A masked man walks past the headquarters of People’s Bank of China, the central bank, in Beijing, China, as the country is struck by a new coronavirus outbreak on Feb.3, 2020.
Jason Lee | Reuters
BEIJING – While investors around the world fret about inflation, China’s central bank has more problems than rising prices to worry about.
Central banks around the world have kept monetary policies simple and cut interest rates to support growth after last year’s coronavirus pandemic, and China is no exception.
Now that consumer and producer prices are rising, investors are nervous as they try to see if central banks will raise interest rates.
But the People’s Bank of China – and economists analyzing their statements – aren’t as concerned about inflation or expect much monetary policy changes as the country faces more urgent risks.
In its first-quarter monetary policy report released late Tuesday, the central bank focused on that the foundation for China’s economic recovery is not solid.
“Resident consumption is still limited and investment growth is inadequate,” the report said in a CNBC translation of the Chinese text. The PBOC added that smaller, privately owned businesses are still facing difficulties and securing employment remains a major challenge.
China keeps interest rates stable
The 10-year Chinese government bond yield was over 3.1% while the Shanghai Composite rose 2% this week. China announced Tuesday that April producer prices rose by the highest level in more than three years – up 6.8%. However, consumer prices only rose 0.9% as pork prices fell.
“If prices rise in China, it is not an overheating of domestic demand that could warrant a change in monetary policy to slow this down,” Francoise Huang, senior economist at Euler Hermes, an Allianz subsidiary, said in a Wednesday Telephone interview. “I still think that key rates will not change this year.”
The Chinese central bank left its key interest rate unchanged for a year. The next monthly announcement of the tariff is due on May 20th.
In its quarterly report this week, the central bank added that “prudent” monetary policy is flexible, targeted and appropriate.
High employment pressure
Zong Liang, chief researcher at the Bank of China, does not expect a change in Chinese monetary policy until the second half of the year at the earliest. He noted that the central bank had kept policy relatively tighter compared to other countries over the past two years.
Although he expects Chinese consumers to pick up their spending again in the second quarter, especially as China increases local vaccinations, consumption is still in a recovery phase, Zong said.
In a token of Beijing’s economic caution, authorities said at a meeting on Wednesday that pressures to support employment remained high. The central government decided at the meeting to extend support for unemployment in the pandemic until the end of this year.

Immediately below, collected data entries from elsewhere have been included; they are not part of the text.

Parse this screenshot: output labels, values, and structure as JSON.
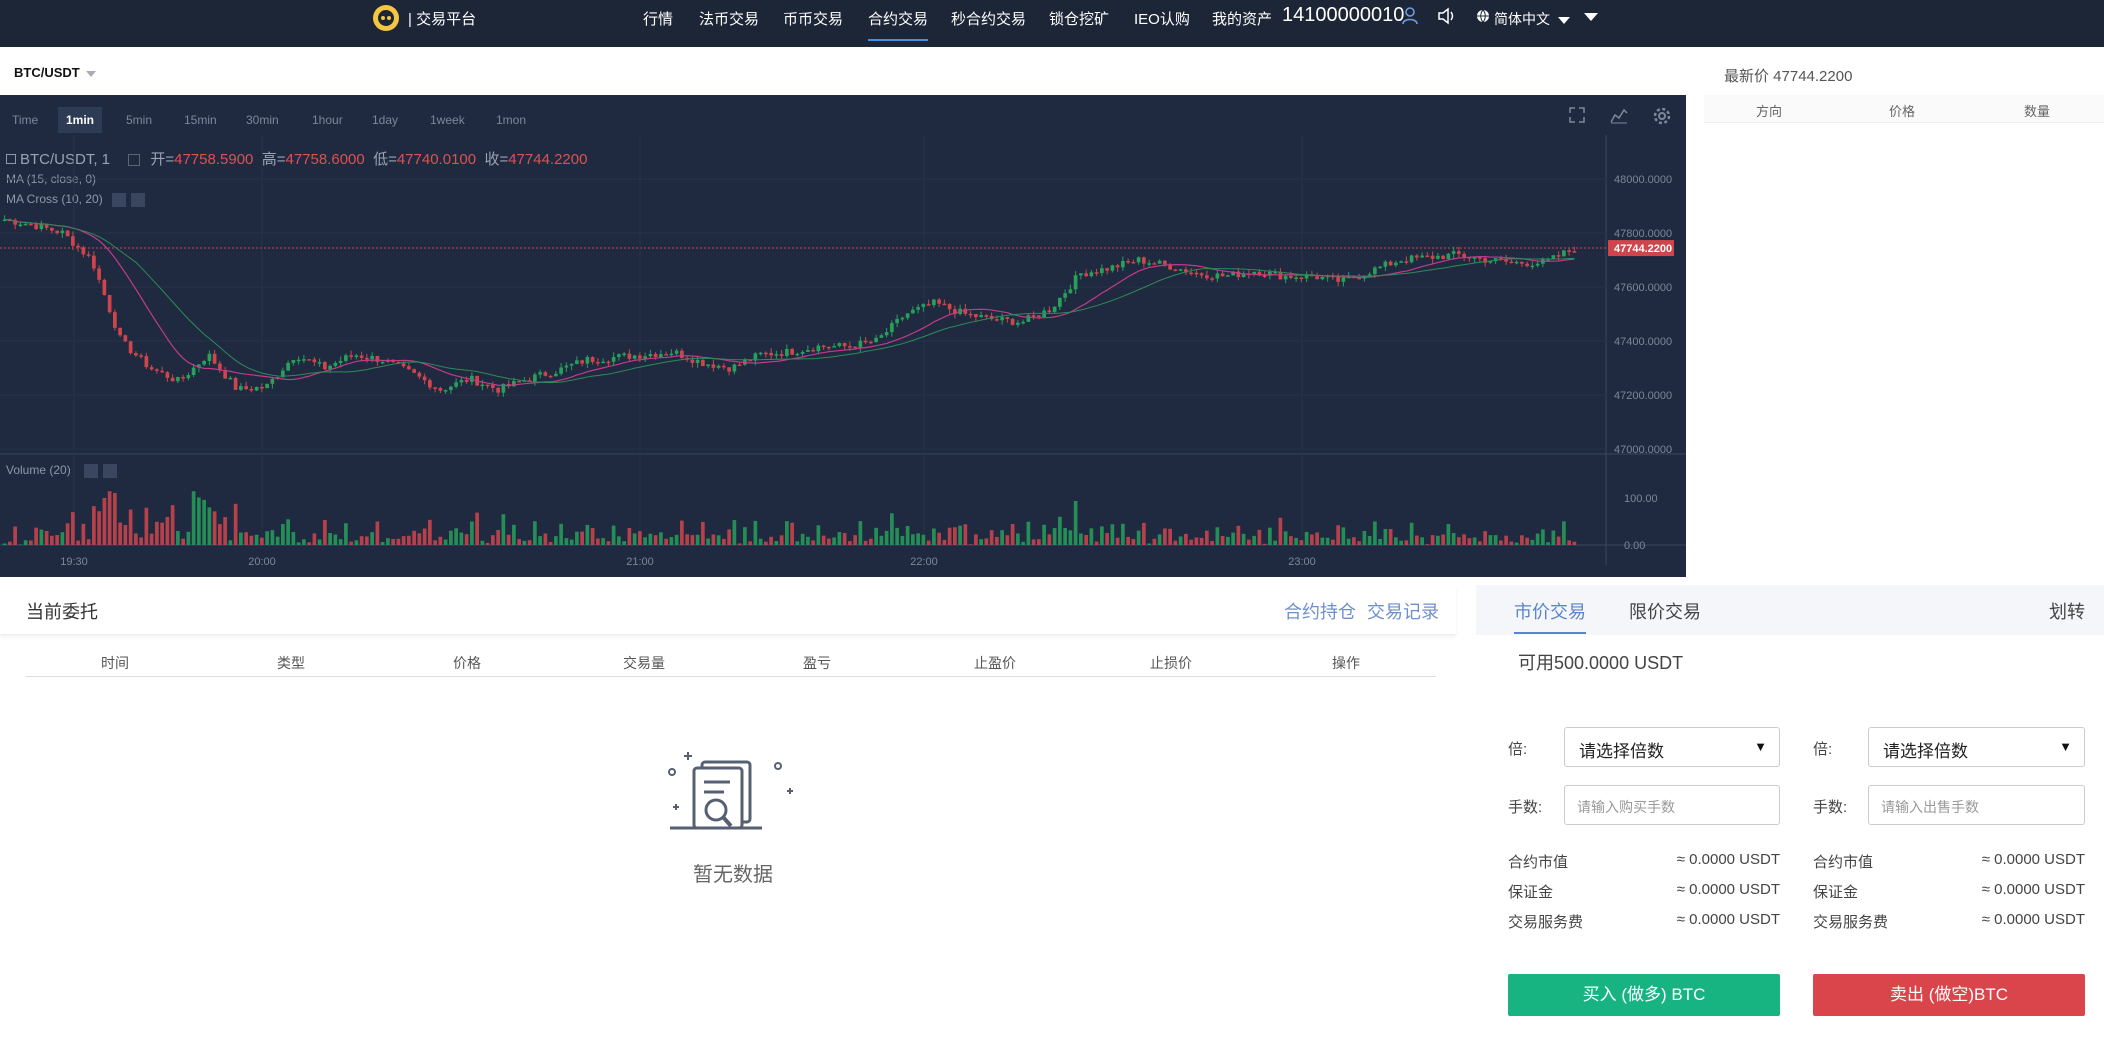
{
  "nav": {
    "brand": "| 交易平台",
    "items": [
      {
        "label": "行情"
      },
      {
        "label": "法币交易"
      },
      {
        "label": "币币交易"
      },
      {
        "label": "合约交易",
        "active": true
      },
      {
        "label": "秒合约交易"
      },
      {
        "label": "锁仓挖矿"
      },
      {
        "label": "IEO认购"
      },
      {
        "label": "我的资产"
      }
    ],
    "account": "14100000010",
    "language": "简体中文"
  },
  "pair": "BTC/USDT",
  "chart_toolbar": {
    "timeframes": [
      "Time",
      "1min",
      "5min",
      "15min",
      "30min",
      "1hour",
      "1day",
      "1week",
      "1mon"
    ],
    "active": "1min"
  },
  "chart_legend": {
    "symbol": "BTC/USDT, 1",
    "open_label": "开=",
    "open": "47758.5900",
    "high_label": "高=",
    "high": "47758.6000",
    "low_label": "低=",
    "low": "47740.0100",
    "close_label": "收=",
    "close": "47744.2200",
    "ma": "MA (15, close, 0)",
    "macross": "MA Cross (10, 20)",
    "volume": "Volume (20)"
  },
  "chart_data": {
    "type": "candlestick",
    "price_axis": [
      "48000.0000",
      "47800.0000",
      "47600.0000",
      "47400.0000",
      "47200.0000",
      "47000.0000"
    ],
    "last_price_tag": "47744.2200",
    "volume_axis": [
      "100.00",
      "0.00"
    ],
    "time_axis": [
      "19:30",
      "20:00",
      "21:00",
      "22:00",
      "23:00"
    ],
    "ylim": [
      47000,
      48000
    ],
    "volume_ylim": [
      0,
      160
    ],
    "close_path": [
      47850,
      47830,
      47800,
      47700,
      47400,
      47300,
      47250,
      47350,
      47220,
      47230,
      47350,
      47300,
      47350,
      47330,
      47280,
      47220,
      47260,
      47220,
      47260,
      47290,
      47330,
      47340,
      47350,
      47360,
      47320,
      47300,
      47350,
      47360,
      47380,
      47380,
      47400,
      47500,
      47540,
      47500,
      47480,
      47470,
      47520,
      47650,
      47670,
      47700,
      47680,
      47650,
      47640,
      47660,
      47640,
      47640,
      47620,
      47660,
      47700,
      47710,
      47720,
      47700,
      47690,
      47690,
      47744
    ]
  },
  "orderbook": {
    "last_price": "最新价 47744.2200",
    "columns": [
      "方向",
      "价格",
      "数量"
    ]
  },
  "orders": {
    "title": "当前委托",
    "links": [
      "合约持仓",
      "交易记录"
    ],
    "columns": [
      "时间",
      "类型",
      "价格",
      "交易量",
      "盈亏",
      "止盈价",
      "止损价",
      "操作"
    ],
    "empty": "暂无数据"
  },
  "trade": {
    "tabs": [
      "市价交易",
      "限价交易"
    ],
    "transfer": "划转",
    "available": "可用500.0000 USDT",
    "buy": {
      "leverage_label": "倍:",
      "leverage_select": "请选择倍数",
      "qty_label": "手数:",
      "qty_placeholder": "请输入购买手数",
      "rows": [
        {
          "label": "合约市值",
          "value": "≈ 0.0000 USDT"
        },
        {
          "label": "保证金",
          "value": "≈ 0.0000 USDT"
        },
        {
          "label": "交易服务费",
          "value": "≈ 0.0000 USDT"
        }
      ],
      "button": "买入 (做多) BTC"
    },
    "sell": {
      "leverage_label": "倍:",
      "leverage_select": "请选择倍数",
      "qty_label": "手数:",
      "qty_placeholder": "请输入出售手数",
      "rows": [
        {
          "label": "合约市值",
          "value": "≈ 0.0000 USDT"
        },
        {
          "label": "保证金",
          "value": "≈ 0.0000 USDT"
        },
        {
          "label": "交易服务费",
          "value": "≈ 0.0000 USDT"
        }
      ],
      "button": "卖出 (做空)BTC"
    }
  },
  "colors": {
    "nav_bg": "#1d2636",
    "chart_bg": "#1f2a40",
    "up": "#26a05a",
    "down": "#d0454c",
    "buy": "#17b482",
    "sell": "#d9454a",
    "accent": "#5b84c9"
  }
}
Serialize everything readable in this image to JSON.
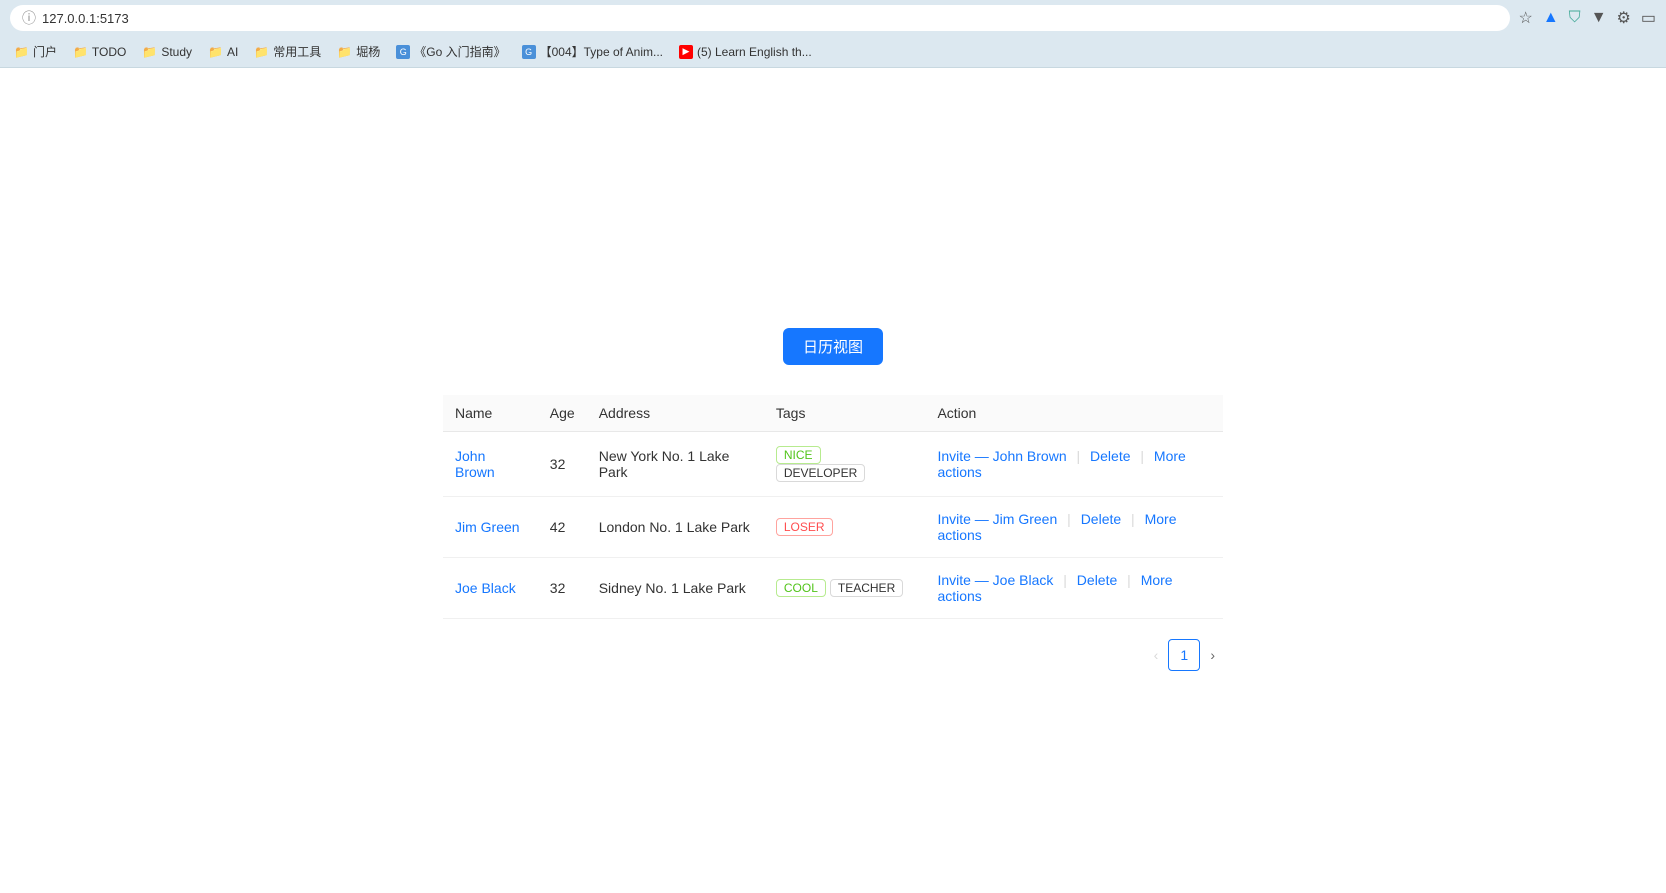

However, the level of support was reduced compared to the previous year. China’s economy grew 18.3% in the first quarter after declining at the height of the pandemic last year.
We believe that a hasty exit from economic policy will also bring new financial risks.
Chief Economist of China, Citi Research
Regardless, Wednesday’s data showed that credit growth slowed more than expected in April, reflecting the credit crunch, according to some economists.
“We believe monetary conditions are likely to have tightened, but overall lending policy continues to support a more balanced recovery in the real economy amid relatively robust medium- and long-term credit growth,” said Bruce Pang, head of macro and strategic research at China Renaissance.
“The unexpectedly sharp slowdown in short-term lending in April could also (in part) be due to increased regulatory scrutiny over the illicit use of business and consumer credit to finance real estate,” he said.
Real estate risks
Real estate is one of the main areas of investment – and speculation – in China. To keep price gains from spiraling out of control, authorities have tried to act cautiously.
The People’s Bank of China said in its first quarter monetary policy report that house prices need to be kept stable, stressing that homes are meant to be lived, not speculated.
Although markets appear to believe that China will accelerate its exit from post-coronavirus pandemic policies, there is currently no strong case for the central bank to do so, Ligang Liu, China’s chief economist at Citi Research, said in a statement.
“Financial fragility has increased, as illustrated by the enlarged housing bubble, increased debt and increased risk of default,” said Liu. “We believe that a hasty withdrawal of economic policy will also bring new financial risks with it.”